When times are good, capital can extract huge profits from labor with little risk. For instance, after the last economic crisis, the S&P 500 (thanks in large part to government bailouts) not only managed to recover all of its losses by 2013, it then proceeded to almost double its value in the seven years that followed — an average rate of growth equal to about 14 percent per year. By contrast, average hourly wages for working people, which rose less than three percent per year for most of that same period, recovered much more slowly, and many workers actually saw their wages fall or remain flat when adjusted for inflation.
When times are bad, however, in moments of crisis, when profits are low, or when there is little or no demand — such as we are seeing in many industries today — corporations and companies can protect themselves and their market value by simply letting workers go. Workers, on the other hand usually must continue to pay for food, rent, healthcare, and basic utilities in order to survive. As a consequence, while capital can often weather the storm of such economic crises, they can severely weaken the power of the working class by creating what Marx called a vast reserve army of labor. And since unemployment insurance compensations are rarely available to all and always only for a short period of time, workers — whether laid off or only threatened with the prospect of layoffs—will eventually be pressured to work much harder for less wages. And this is precisely why the future of worker’s power depends on how we respond to this crisis now.
No More Layoffs
While capitalists and their paid politicians will scoff at these demands, claiming they are economically infeasible or impossible, this is because they only understand the language of profit and cannot imagine a world run for the benefit of all. Nonetheless, the fact remains that capital has significant resources that could and must be made available to all working people. Most major corporations such as Amazon, Walmart, Disney, Delta, GM, etc., have enough reserves and more than enough credit to continue to pay their employees the full amount of their wages for the length of the health crisis. Therefore, in the case of private corporations, working people must demand that the federal government make any future market aid contingent upon a wholesale indefinite ban on all layoffs, with full wages and continued benefits for all employees, whether they are working or not. States must likewise make all operating licenses for private companies and corporations contingent upon the same demand. Industries that refuse, particularly health, transportation, and manufacturing industries should immediately be subject to nationalization under workers’ control.

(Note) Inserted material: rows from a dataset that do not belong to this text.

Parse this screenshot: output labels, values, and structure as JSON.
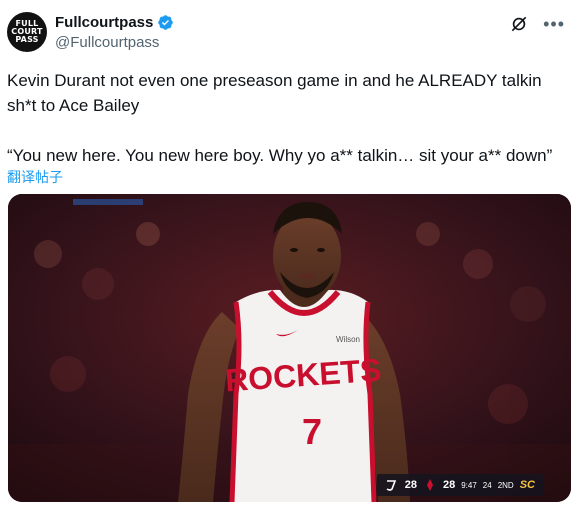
{
  "account": {
    "display_name": "Fullcourtpass",
    "handle": "@Fullcourtpass",
    "avatar_lines": [
      "FULL",
      "COURT",
      "PASS"
    ],
    "verified": true,
    "accent_color": "#1d9bf0"
  },
  "tweet": {
    "text": "Kevin Durant not even one preseason game in and he ALREADY talkin sh*t to Ace Bailey\n\n“You new here. You new here boy. Why yo a** talkin… sit your a** down”",
    "translate_link": "翻译帖子"
  },
  "media": {
    "jersey_text": "ROCKETS",
    "jersey_number": "7",
    "jersey_brand": "Wilson",
    "scorebug": {
      "away_score": "28",
      "home_score": "28",
      "clock": "9:47",
      "shot_clock": "24",
      "period": "2ND",
      "network": "SC"
    }
  },
  "icons": {
    "verified": "verified-badge-icon",
    "grok": "grok-icon",
    "more": "more-options-icon"
  }
}
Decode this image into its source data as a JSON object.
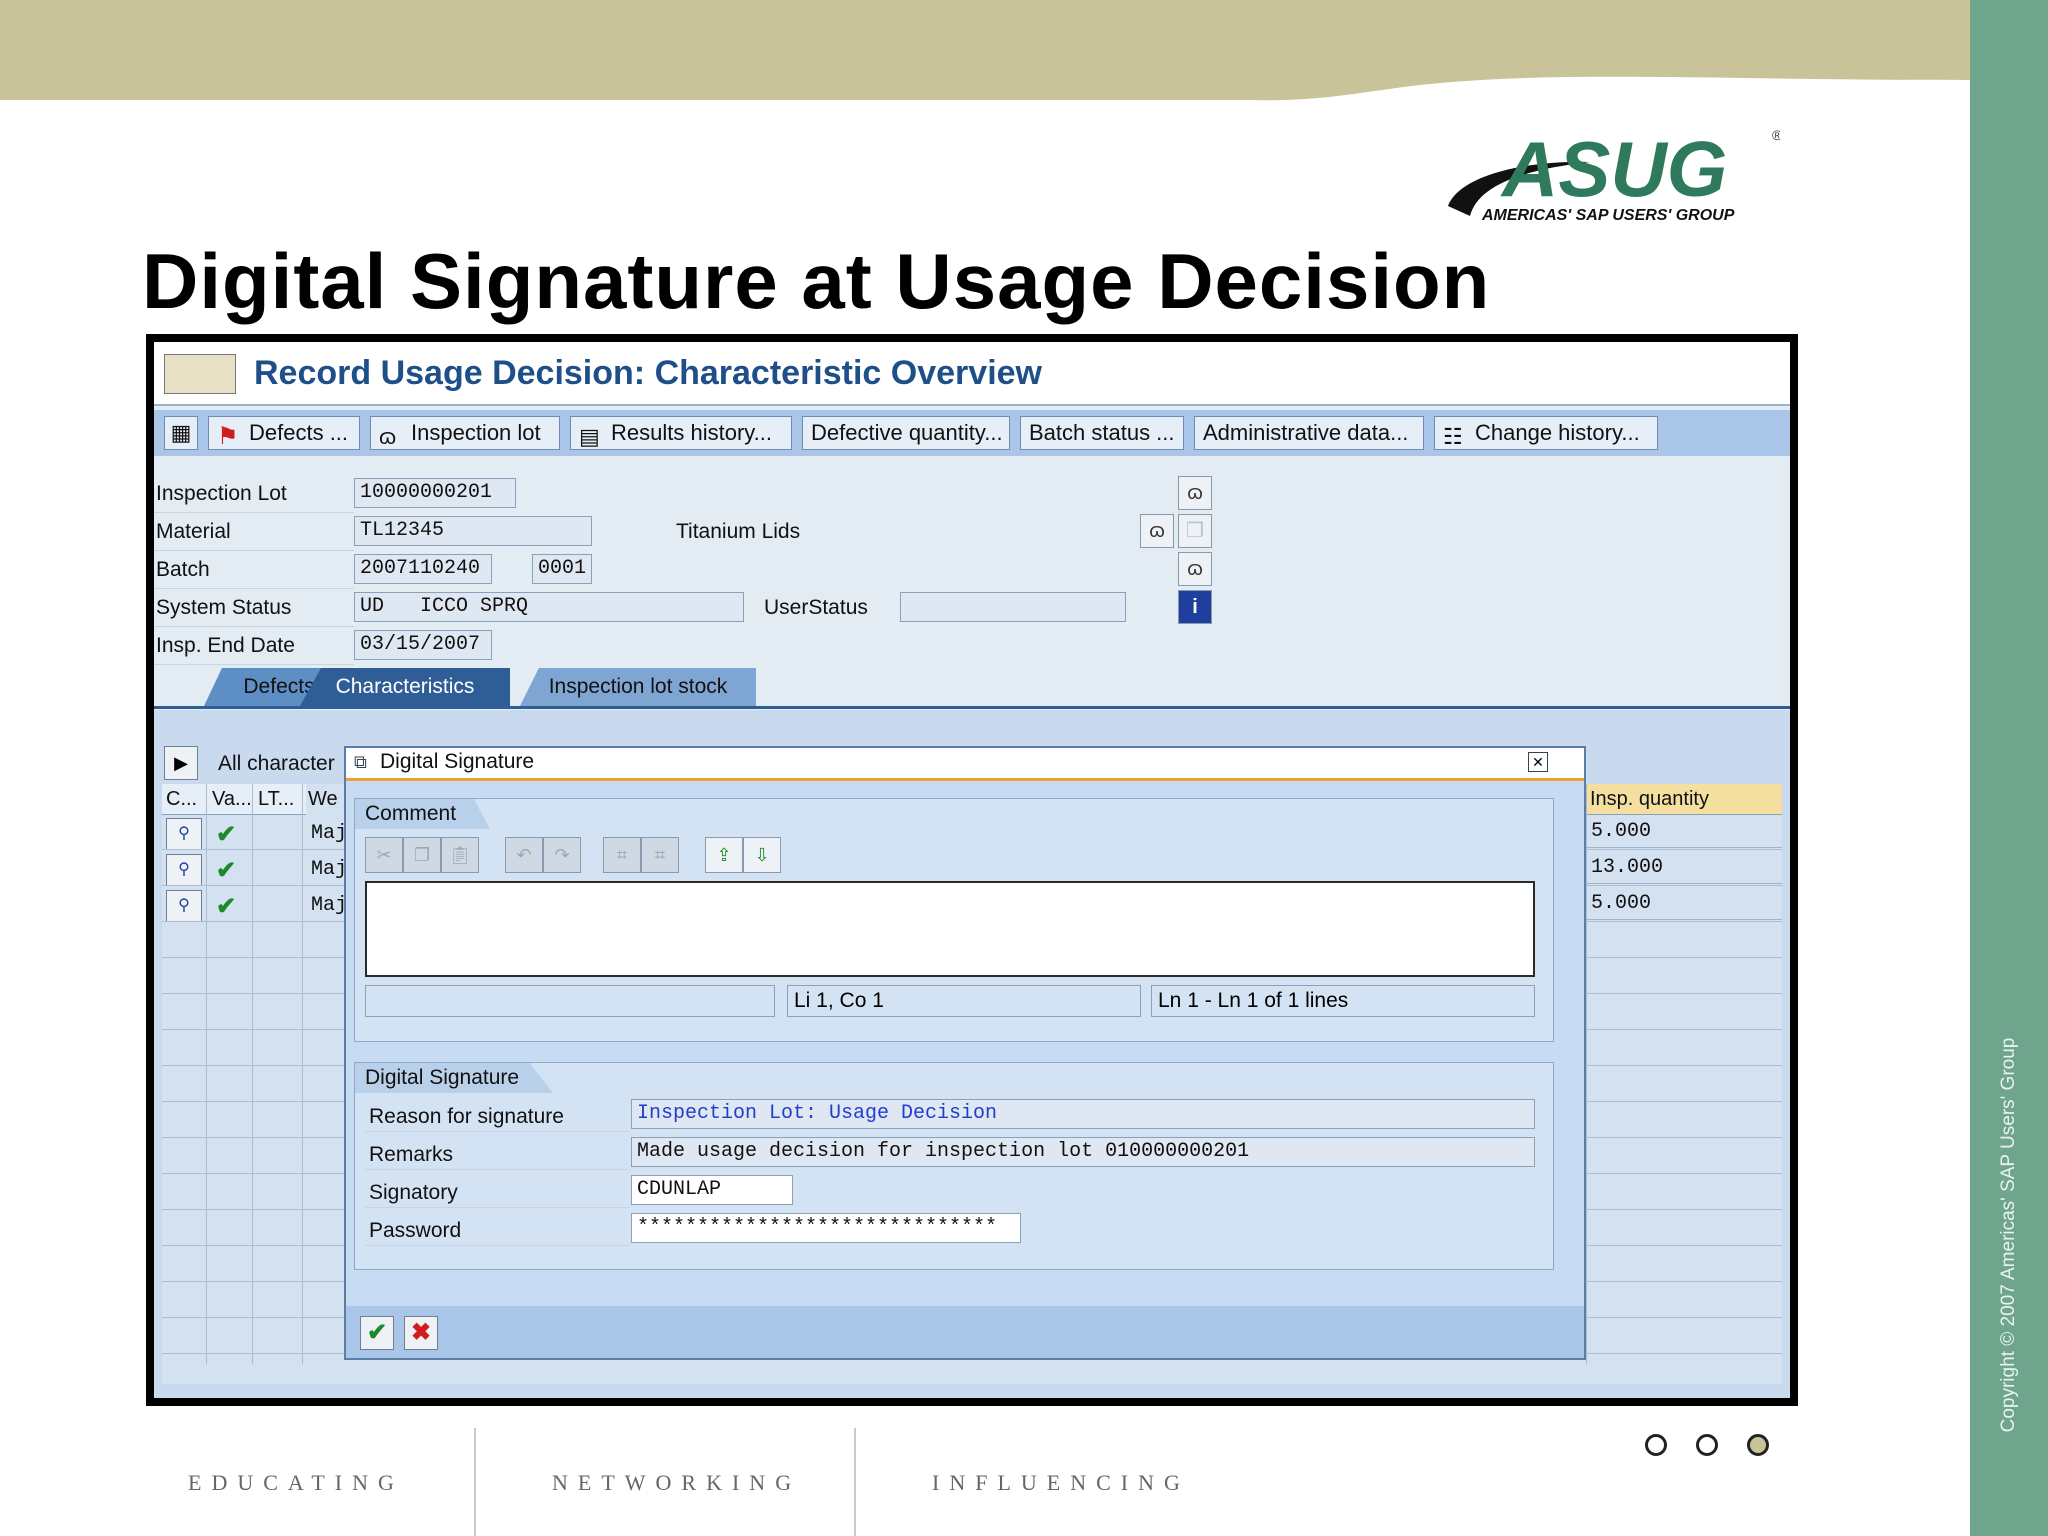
{
  "slide": {
    "title": "Digital Signature at Usage Decision",
    "logo_text": "ASUG",
    "logo_subtext": "AMERICAS' SAP USERS' GROUP",
    "copyright": "Copyright © 2007 Americas' SAP Users' Group",
    "footer": [
      "EDUCATING",
      "NETWORKING",
      "INFLUENCING"
    ],
    "colors": {
      "top_band": "#c9c39a",
      "right_band": "#6ea58c",
      "logo": "#2f7a5c"
    }
  },
  "sap": {
    "screen_title": "Record Usage Decision: Characteristic Overview",
    "toolbar": {
      "defects": "Defects ...",
      "inspection_lot": "Inspection lot",
      "results_history": "Results history...",
      "defective_quantity": "Defective quantity...",
      "batch_status": "Batch status ...",
      "administrative_data": "Administrative data...",
      "change_history": "Change history..."
    },
    "header": {
      "inspection_lot_label": "Inspection Lot",
      "inspection_lot_value": "10000000201",
      "material_label": "Material",
      "material_value": "TL12345",
      "material_desc": "Titanium Lids",
      "batch_label": "Batch",
      "batch_value": "2007110240",
      "batch_sub": "0001",
      "system_status_label": "System Status",
      "system_status_value": "UD   ICCO SPRQ",
      "user_status_label": "UserStatus",
      "user_status_value": "",
      "insp_end_date_label": "Insp. End Date",
      "insp_end_date_value": "03/15/2007"
    },
    "tabs": [
      "Defects",
      "Characteristics",
      "Inspection lot stock"
    ],
    "grid": {
      "all_characteristics": "All character",
      "columns": [
        "C...",
        "Va...",
        "LT...",
        "We"
      ],
      "right_column": "Insp. quantity",
      "rows": [
        {
          "we": "Maj",
          "qty": "5.000"
        },
        {
          "we": "Maj",
          "qty": "13.000"
        },
        {
          "we": "Maj",
          "qty": "5.000"
        }
      ]
    }
  },
  "dialog": {
    "title": "Digital Signature",
    "comment_group": "Comment",
    "comment_text": "",
    "status_position": "Li 1, Co 1",
    "status_lines": "Ln 1 - Ln 1 of 1 lines",
    "signature_group": "Digital Signature",
    "fields": {
      "reason_label": "Reason for signature",
      "reason_value": "Inspection Lot: Usage Decision",
      "remarks_label": "Remarks",
      "remarks_value": "Made usage decision for inspection lot 010000000201",
      "signatory_label": "Signatory",
      "signatory_value": "CDUNLAP",
      "password_label": "Password",
      "password_value": "******************************"
    }
  }
}
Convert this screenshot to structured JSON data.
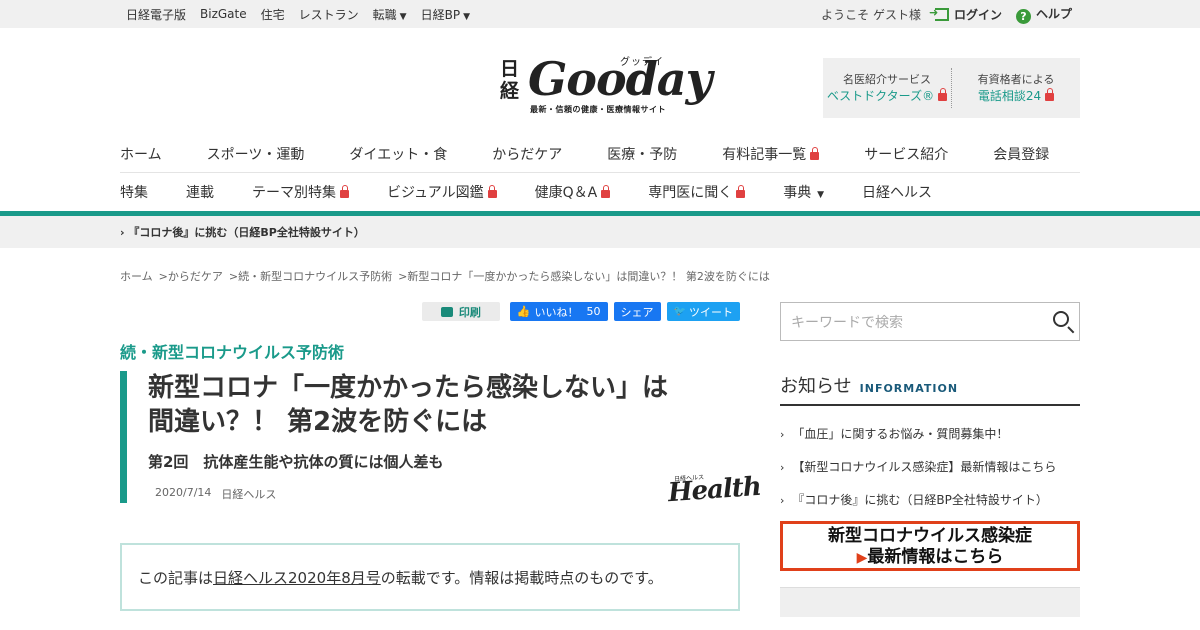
{
  "topbar": {
    "links": [
      "日経電子版",
      "BizGate",
      "住宅",
      "レストラン",
      "転職",
      "日経BP"
    ],
    "welcome": "ようこそ ゲスト様",
    "login": "ログイン",
    "help": "ヘルプ"
  },
  "logo": {
    "nikkei": "日経",
    "word": "Gooday",
    "ruby": "グッデイ",
    "tagline": "最新・信頼の健康・医療情報サイト"
  },
  "services": {
    "left": {
      "line1": "名医紹介サービス",
      "line2": "ベストドクターズ®"
    },
    "right": {
      "line1": "有資格者による",
      "line2": "電話相談24"
    }
  },
  "nav1": [
    "ホーム",
    "スポーツ・運動",
    "ダイエット・食",
    "からだケア",
    "医療・予防",
    "有料記事一覧",
    "サービス紹介",
    "会員登録"
  ],
  "nav2": [
    "特集",
    "連載",
    "テーマ別特集",
    "ビジュアル図鑑",
    "健康Q＆A",
    "専門医に聞く",
    "事典",
    "日経ヘルス"
  ],
  "subbar": "『コロナ後』に挑む（日経BP全社特設サイト）",
  "breadcrumb": [
    "ホーム",
    ">からだケア",
    ">続・新型コロナウイルス予防術",
    ">新型コロナ「一度かかったら感染しない」は間違い？！ 第2波を防ぐには"
  ],
  "share": {
    "print": "印刷",
    "like": "いいね！",
    "like_count": "50",
    "share": "シェア",
    "tweet": "ツイート"
  },
  "article": {
    "series": "続・新型コロナウイルス予防術",
    "title_line1": "新型コロナ「一度かかったら感染しない」は",
    "title_line2": "間違い？！ 第2波を防ぐには",
    "subtitle": "第2回　抗体産生能や抗体の質には個人差も",
    "date": "2020/7/14",
    "source": "日経ヘルス",
    "logo_word": "Health",
    "logo_small": "日経ヘルス",
    "notice_prefix": "この記事は",
    "notice_link": "日経ヘルス2020年8月号",
    "notice_suffix": "の転載です。情報は掲載時点のものです。"
  },
  "sidebar": {
    "search_placeholder": "キーワードで検索",
    "info_title": "お知らせ",
    "info_en": "INFORMATION",
    "info_items": [
      "「血圧」に関するお悩み・質問募集中！",
      "【新型コロナウイルス感染症】最新情報はこちら",
      "『コロナ後』に挑む（日経BP全社特設サイト）"
    ],
    "banner_line1": "新型コロナウイルス感染症",
    "banner_line2": "最新情報はこちら"
  }
}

While major corporations and industries already have the necessary resources to protect their employees, it is true that many small businesses don’t. Therefore, calls to end layoffs must also include demands for a moratorium on all residential and commercial rents, bankruptcies, utility bills, and debt payments. These actions would allow even small businesses to pay their employees their full compensation for the length of the health crisis.
Of course, working people ultimately cannot rely upon the federal government or the state governments (whose purpose is to maintain the hegemony of the markets and the rule of capital) to fix this crisis in any equitable way. Only the working class has the power to make this happen through mass strikes and work actions. In order to act swiftly in the case of any layoffs, lockouts, or shutdowns, working people ultimately must organize themselves at their workplaces and in the streets, whether they are in a union or not, and be prepared to use their collective power to demand that all necessary resources be employed for the well being of the whole class with full compensation and benefits, that full back pay be provided to all workers upon returning to work, and that everyone has access to well compensated employment.